Reader William F. Hamilton of Lakewood, Ohio, recently wrote to author Paul Engle and was kind enough to give us a copy of his letter. Portions of it follow:

“Your story ‘Those Damn Jews…’ in the December, 1978, AMERICAN HERITAGE was beautiful, touching, hurting and, to me, one that needs to be continually retold.… In 1942 I was drafted and left Wittenberg College to begin my service in the Army Medical Corps. In 1945 I found myself in Gotha, Germany. One day my ambulance platoon was ordered to an unidentified location—coordinates, but no place name. We arrived at what looked like any camp and reported into an armored unit and asked where we were. The troops there told us to put our equipment and packs in a room in a large building and come back down. We did. They then told us to take a ride and look around the camp. What I was to see in the next hour should never be seen by any nineteen or twenty year old—or a person of any other age. I was in Buchenwald one day after it had been liberated. As I looked out the ambulance window I could see bodies piled like cordwood. All I could think of was a line from cheap mysteries, ‘the smell of death.’
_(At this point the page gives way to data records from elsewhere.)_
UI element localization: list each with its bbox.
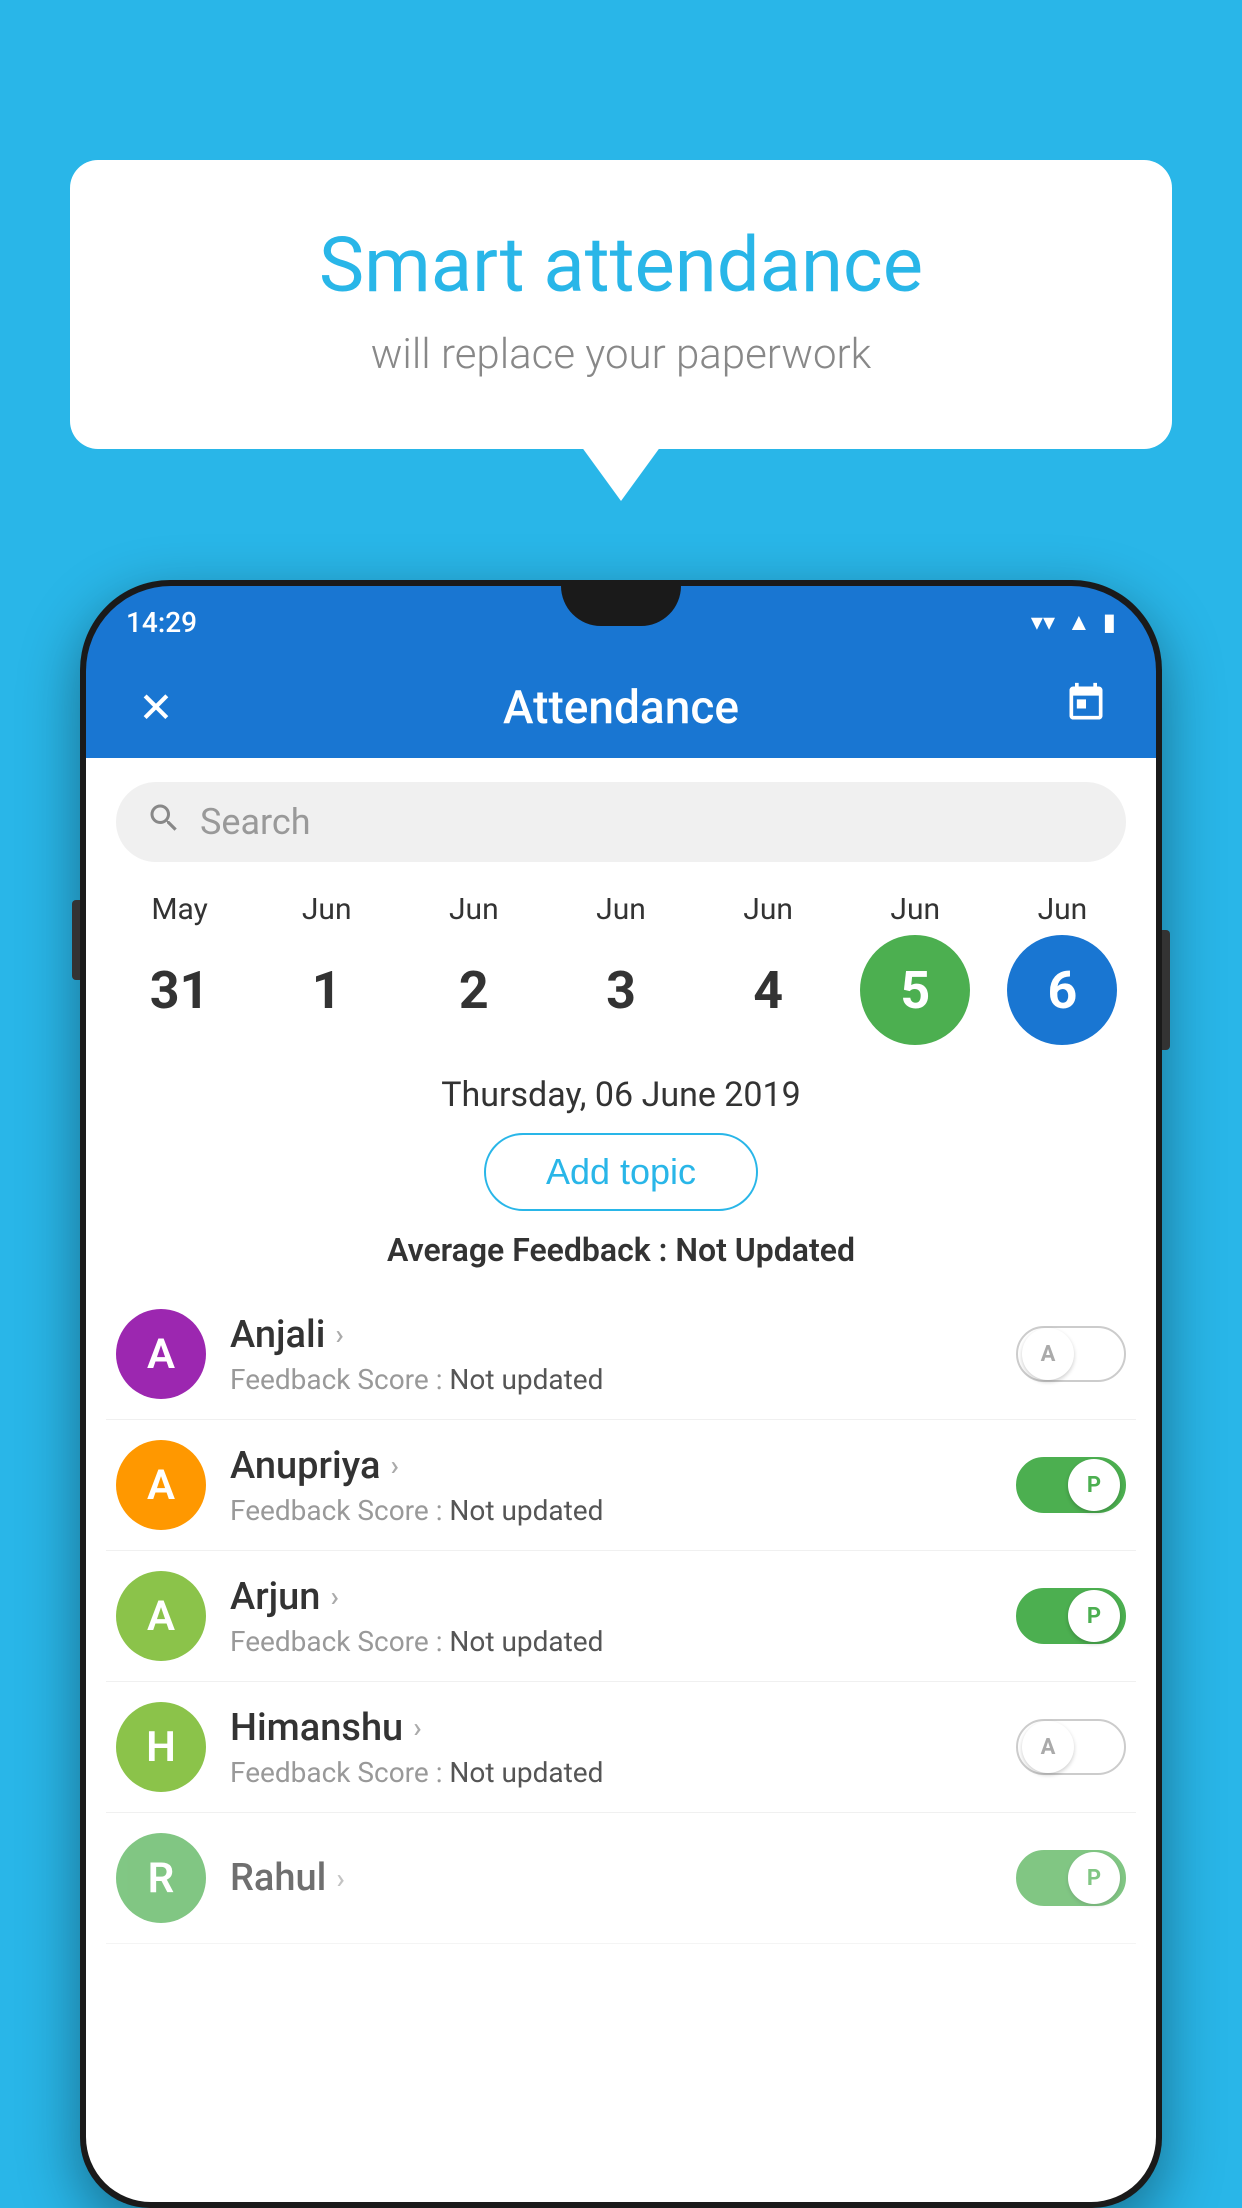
screen-content: Search May 31 Jun 1 Jun 2 [86, 758, 1156, 2202]
cal-date-0[interactable]: 31 [125, 935, 235, 1045]
toggle-knob: P [1068, 1852, 1120, 1904]
table-row[interactable]: A Anjali › Feedback Score : Not updated … [106, 1289, 1136, 1420]
avg-feedback-value: Not Updated [675, 1231, 855, 1269]
toggle-knob: P [1068, 1459, 1120, 1511]
attendance-toggle[interactable]: A [1016, 1719, 1126, 1775]
cal-col-6[interactable]: Jun 6 [992, 892, 1132, 1045]
cal-month-4: Jun [743, 892, 793, 927]
chevron-right-icon: › [335, 1318, 343, 1351]
app-bar-title: Attendance [216, 681, 1026, 735]
cal-month-5: Jun [890, 892, 940, 927]
toggle-on[interactable]: P [1016, 1588, 1126, 1644]
table-row[interactable]: A Anupriya › Feedback Score : Not update… [106, 1420, 1136, 1551]
speech-bubble: Smart attendance will replace your paper… [70, 160, 1172, 449]
cal-month-6: Jun [1038, 892, 1088, 927]
chevron-right-icon: › [390, 1449, 398, 1482]
feedback-score: Feedback Score : Not updated [230, 1756, 992, 1789]
avatar: R [116, 1833, 206, 1923]
toggle-knob: A [1022, 1721, 1074, 1773]
cal-date-2[interactable]: 2 [419, 935, 529, 1045]
student-info: Arjun › Feedback Score : Not updated [230, 1575, 992, 1658]
student-name: Himanshu › [230, 1706, 992, 1750]
status-bar: 14:29 ▾▾ ▲ ▮ [86, 586, 1156, 658]
toggle-knob: P [1068, 1590, 1120, 1642]
bubble-subtitle: will replace your paperwork [150, 330, 1092, 379]
cal-month-3: Jun [596, 892, 646, 927]
cal-date-1[interactable]: 1 [272, 935, 382, 1045]
cal-month-1: Jun [302, 892, 352, 927]
student-name: Anjali › [230, 1313, 992, 1357]
cal-col-4[interactable]: Jun 4 [698, 892, 838, 1045]
student-info: Himanshu › Feedback Score : Not updated [230, 1706, 992, 1789]
calendar-dates: May 31 Jun 1 Jun 2 Jun 3 [106, 892, 1136, 1045]
feedback-score: Feedback Score : Not updated [230, 1494, 992, 1527]
student-name: Arjun › [230, 1575, 992, 1619]
cal-date-5[interactable]: 5 [860, 935, 970, 1045]
status-icons: ▾▾ ▲ ▮ [1031, 608, 1116, 637]
status-time: 14:29 [126, 606, 197, 639]
student-list: A Anjali › Feedback Score : Not updated … [86, 1289, 1156, 1944]
avatar: H [116, 1702, 206, 1792]
toggle-off[interactable]: A [1016, 1719, 1126, 1775]
speech-bubble-wrapper: Smart attendance will replace your paper… [70, 160, 1172, 449]
feedback-score: Feedback Score : Not updated [230, 1363, 992, 1396]
cal-month-2: Jun [449, 892, 499, 927]
close-button[interactable]: ✕ [126, 683, 186, 733]
bubble-title: Smart attendance [150, 220, 1092, 310]
chevron-right-icon: › [336, 1862, 344, 1895]
student-name: Rahul › [230, 1856, 992, 1900]
phone-inner: 14:29 ▾▾ ▲ ▮ ✕ Attendance [86, 586, 1156, 2202]
chevron-right-icon: › [330, 1580, 338, 1613]
cal-col-2[interactable]: Jun 2 [404, 892, 544, 1045]
feedback-score: Feedback Score : Not updated [230, 1625, 992, 1658]
search-icon [146, 800, 182, 845]
student-info: Anupriya › Feedback Score : Not updated [230, 1444, 992, 1527]
side-button-left [72, 900, 80, 980]
avatar: A [116, 1440, 206, 1530]
signal-icon: ▲ [1067, 608, 1091, 637]
avatar: A [116, 1571, 206, 1661]
cal-month-0: May [151, 892, 207, 927]
cal-date-4[interactable]: 4 [713, 935, 823, 1045]
search-bar[interactable]: Search [116, 782, 1126, 862]
wifi-icon: ▾▾ [1031, 608, 1055, 636]
search-placeholder: Search [200, 801, 311, 843]
attendance-toggle[interactable]: A [1016, 1326, 1126, 1382]
battery-icon: ▮ [1103, 608, 1116, 636]
avatar: A [116, 1309, 206, 1399]
attendance-toggle[interactable]: P [1016, 1457, 1126, 1513]
cal-col-0[interactable]: May 31 [110, 892, 250, 1045]
avg-feedback: Average Feedback : Not Updated [86, 1231, 1156, 1269]
student-info: Anjali › Feedback Score : Not updated [230, 1313, 992, 1396]
calendar-strip: May 31 Jun 1 Jun 2 Jun 3 [86, 882, 1156, 1065]
avg-feedback-label: Average Feedback : [387, 1231, 675, 1269]
table-row[interactable]: A Arjun › Feedback Score : Not updated P [106, 1551, 1136, 1682]
toggle-on[interactable]: P [1016, 1850, 1126, 1906]
toggle-on[interactable]: P [1016, 1457, 1126, 1513]
cal-col-1[interactable]: Jun 1 [257, 892, 397, 1045]
phone-frame: 14:29 ▾▾ ▲ ▮ ✕ Attendance [80, 580, 1162, 2208]
cal-date-6[interactable]: 6 [1007, 935, 1117, 1045]
cal-col-3[interactable]: Jun 3 [551, 892, 691, 1045]
add-topic-button[interactable]: Add topic [484, 1133, 758, 1211]
toggle-knob: A [1022, 1328, 1074, 1380]
cal-date-3[interactable]: 3 [566, 935, 676, 1045]
student-info: Rahul › [230, 1856, 992, 1900]
attendance-toggle[interactable]: P [1016, 1588, 1126, 1644]
selected-date-label: Thursday, 06 June 2019 [86, 1065, 1156, 1133]
side-button-right [1162, 930, 1170, 1050]
table-row[interactable]: R Rahul › P [106, 1813, 1136, 1944]
app-bar: ✕ Attendance [86, 658, 1156, 758]
chevron-right-icon: › [413, 1711, 421, 1744]
cal-col-5[interactable]: Jun 5 [845, 892, 985, 1045]
calendar-button[interactable] [1056, 681, 1116, 736]
student-name: Anupriya › [230, 1444, 992, 1488]
toggle-off[interactable]: A [1016, 1326, 1126, 1382]
table-row[interactable]: H Himanshu › Feedback Score : Not update… [106, 1682, 1136, 1813]
attendance-toggle[interactable]: P [1016, 1850, 1126, 1906]
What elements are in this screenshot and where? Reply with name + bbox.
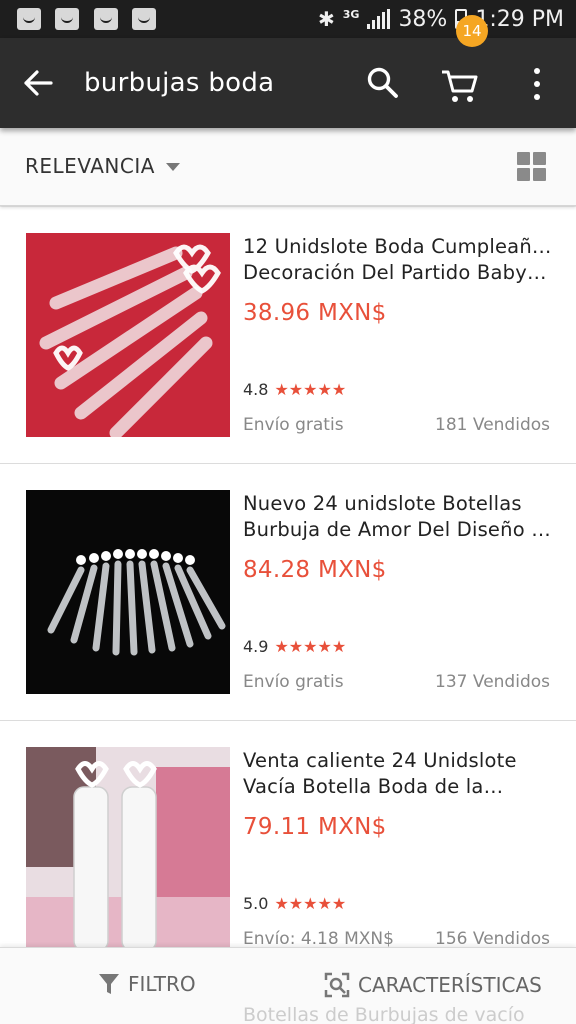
shipping-info: Envío: 4.18 MXN$ [243,929,394,949]
notification-icon [94,8,118,30]
back-arrow-icon[interactable] [22,68,54,98]
product-price: 84.28 MXN$ [243,557,387,583]
product-image[interactable] [26,747,230,951]
sold-count: 137 Vendidos [435,672,550,692]
product-card[interactable]: Venta caliente 24 Unidslote Vacía Botell… [0,721,576,978]
product-list: 12 Unidslote Boda Cumpleaños Decoración … [0,207,576,978]
product-title[interactable]: Nuevo 24 unidslote Botellas Burbuja de A… [243,491,553,543]
product-image[interactable] [26,233,230,437]
app-bar: burbujas boda [0,38,576,128]
notification-icon [132,8,156,30]
chevron-down-icon[interactable] [166,163,180,171]
bluetooth-icon: ✱ [317,7,335,31]
filter-button[interactable]: FILTRO [98,972,196,996]
product-title[interactable]: 12 Unidslote Boda Cumpleaños Decoración … [243,234,553,286]
star-rating-icon: ★★★★★ [274,380,347,399]
star-rating-icon: ★★★★★ [274,894,347,913]
clock: 1:29 PM [475,6,564,32]
product-rating: 5.0 ★★★★★ [243,894,346,913]
search-icon[interactable] [366,66,400,100]
grid-view-icon[interactable] [517,152,546,181]
signal-icon [367,9,391,29]
shipping-info: Envío gratis [243,672,344,692]
cart-icon[interactable] [440,68,480,104]
battery-percent: 38% [398,6,448,32]
status-bar: ✱ 3G 38% 1:29 PM [0,0,576,38]
rating-value: 4.8 [243,380,269,399]
next-product-title-peek: Botellas de Burbujas de vacío [243,1004,525,1024]
network-type: 3G [342,7,360,21]
product-image[interactable] [26,490,230,694]
filter-label: FILTRO [128,972,196,996]
product-rating: 4.8 ★★★★★ [243,380,346,399]
notification-icon [17,8,41,30]
star-rating-icon: ★★★★★ [274,637,347,656]
rating-value: 5.0 [243,894,269,913]
filter-icon [99,974,119,994]
features-label: CARACTERÍSTICAS [358,973,542,997]
sold-count: 181 Vendidos [435,415,550,435]
features-button[interactable]: CARACTERÍSTICAS [324,972,542,998]
search-query-text[interactable]: burbujas boda [84,68,274,98]
notification-icon [55,8,79,30]
status-indicators: ✱ 3G 38% 1:29 PM [318,4,564,34]
product-rating: 4.9 ★★★★★ [243,637,346,656]
more-options-icon[interactable] [530,68,544,100]
sort-bar: RELEVANCIA [0,128,576,206]
sold-count: 156 Vendidos [435,929,550,949]
rating-value: 4.9 [243,637,269,656]
product-card[interactable]: 12 Unidslote Boda Cumpleaños Decoración … [0,207,576,464]
cart-count-badge: 14 [456,15,488,47]
product-card[interactable]: Nuevo 24 unidslote Botellas Burbuja de A… [0,464,576,721]
product-price: 38.96 MXN$ [243,300,387,326]
product-title[interactable]: Venta caliente 24 Unidslote Vacía Botell… [243,748,553,800]
shipping-info: Envío gratis [243,415,344,435]
sort-dropdown[interactable]: RELEVANCIA [25,154,155,178]
product-price: 79.11 MXN$ [243,814,387,840]
features-icon [324,972,350,998]
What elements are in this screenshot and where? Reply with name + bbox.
“Our platoon was to spend two weeks at Buchenwald helping the living. We moved them to a civilian hospital in Weimar where they were cared for by American medics and German civilians who had been pressed into service.… This experience changed a person who was slightly aware of prejudice to a person who knew and respected the worth of every human on this earth.…

“An experience of twenty-two years later is an important closer for this story. In 1967 I received a fellowship to the State University of New York in Stony Brook, Long Island. My wife, son, and daughter lived in a rented house in Levittown. During the summer, they got to know a family across the street who helped them by taking them to the beaches and the shopping centers, and by just being friends. I came home on weekends and met the family. One day, as we walked around Bernie’s yard counting the dandelions and crabgrass, I noticed the tell-tale tattooed numbers on his arm and asked the obvious: ‘Bernie, were you in a concentration camp?’ Bernie answered, ‘Yes. Buchenwald.’

“What had happened? Did I ever carry Bernie on a stretcher? Did we ever speak to each other two decades before? I don’t know. But I do know that in 1945 I was in Buchenwald and in 1967 I was in Levittown, Long Island, with a survivor. And his family and my family were enjoying a summer together. The Holocaust had not destroyed this.”